Ed infine, come ha ricordato Tatiana Giannone Referente Nazionale di Libera per i beni confiscati, “l’attenzione che lo stato e le istituzioni devono avere verso il recupero, la gestione e la restituzione dei beni confiscati alle proprie comunità, che sono una risposta sociale importante alle ingiustizie e al sopruso provocato dalle mafie, togliendone loro la disponibilità, trasformandole in un bene comune a favore della collettività “.
A Terranuova Bracciolini sabato scorso si è vissuto tutto questo.
Torna alla mente ancora la poesia scritta da Nadia pochi giorni prima dello scoppio della bomba che le ha sottratto la vita.
Il tramonto è quel momento che precede l’imbrunire, e riporta alla mia mente la strofa di una bellissima canzone di Franco Battiato “Prospettiva Nevski” che dice: “E il mio maestro mi insegnò come è difficile trovare I’alba dentro all’imbrunire“.
Io penso che sabato a Terranuova, con la restituzione di beni alla comunità, sottratti a chi nell’illegalità ne aveva usufruito, si è vissuta un’alba dentro l’imbrunire e il buio di chi ha deciso di seguire la strada dell’ingiustizia.
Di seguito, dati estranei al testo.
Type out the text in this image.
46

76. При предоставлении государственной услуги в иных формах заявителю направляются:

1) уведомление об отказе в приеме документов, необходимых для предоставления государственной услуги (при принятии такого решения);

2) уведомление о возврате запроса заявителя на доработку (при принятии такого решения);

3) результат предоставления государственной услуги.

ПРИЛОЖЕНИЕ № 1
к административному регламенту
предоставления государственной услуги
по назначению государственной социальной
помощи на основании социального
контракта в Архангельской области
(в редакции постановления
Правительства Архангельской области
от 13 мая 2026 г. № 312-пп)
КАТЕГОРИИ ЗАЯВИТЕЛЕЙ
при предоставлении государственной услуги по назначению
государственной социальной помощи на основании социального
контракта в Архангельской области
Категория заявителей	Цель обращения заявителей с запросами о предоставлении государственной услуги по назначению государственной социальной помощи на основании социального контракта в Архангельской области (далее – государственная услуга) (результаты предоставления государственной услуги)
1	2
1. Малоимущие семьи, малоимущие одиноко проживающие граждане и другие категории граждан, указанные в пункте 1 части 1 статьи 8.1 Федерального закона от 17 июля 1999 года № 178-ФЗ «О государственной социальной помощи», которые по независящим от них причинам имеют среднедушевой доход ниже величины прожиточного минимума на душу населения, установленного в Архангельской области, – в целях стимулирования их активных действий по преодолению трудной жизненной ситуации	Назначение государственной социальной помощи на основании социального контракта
Il sacrificio di Nadia e della sua sorellina, del papà e della mamma, il sacrificio del giovane “Peppe” che nella sua Rosarno cercava di vivere la politica come servizio, hanno un senso se entrano dentro di noi e ci spingono a scegliere da che parte stare.
Così si trova l’alba dentro l’imbrunire.
Ogni volta che un bene confiscato alle mafie torna nella disponibilità di una comunità è possibile trovare l’alba dentro l’imbrunire perché la giustizia vince contro l’ingiustizia, la solidarietà e la condivisione contro l’indifferenza e la sopraffazione.
Si trova l’alba dentro l’imbrunire ogni qualvolta il noi vince sull’io.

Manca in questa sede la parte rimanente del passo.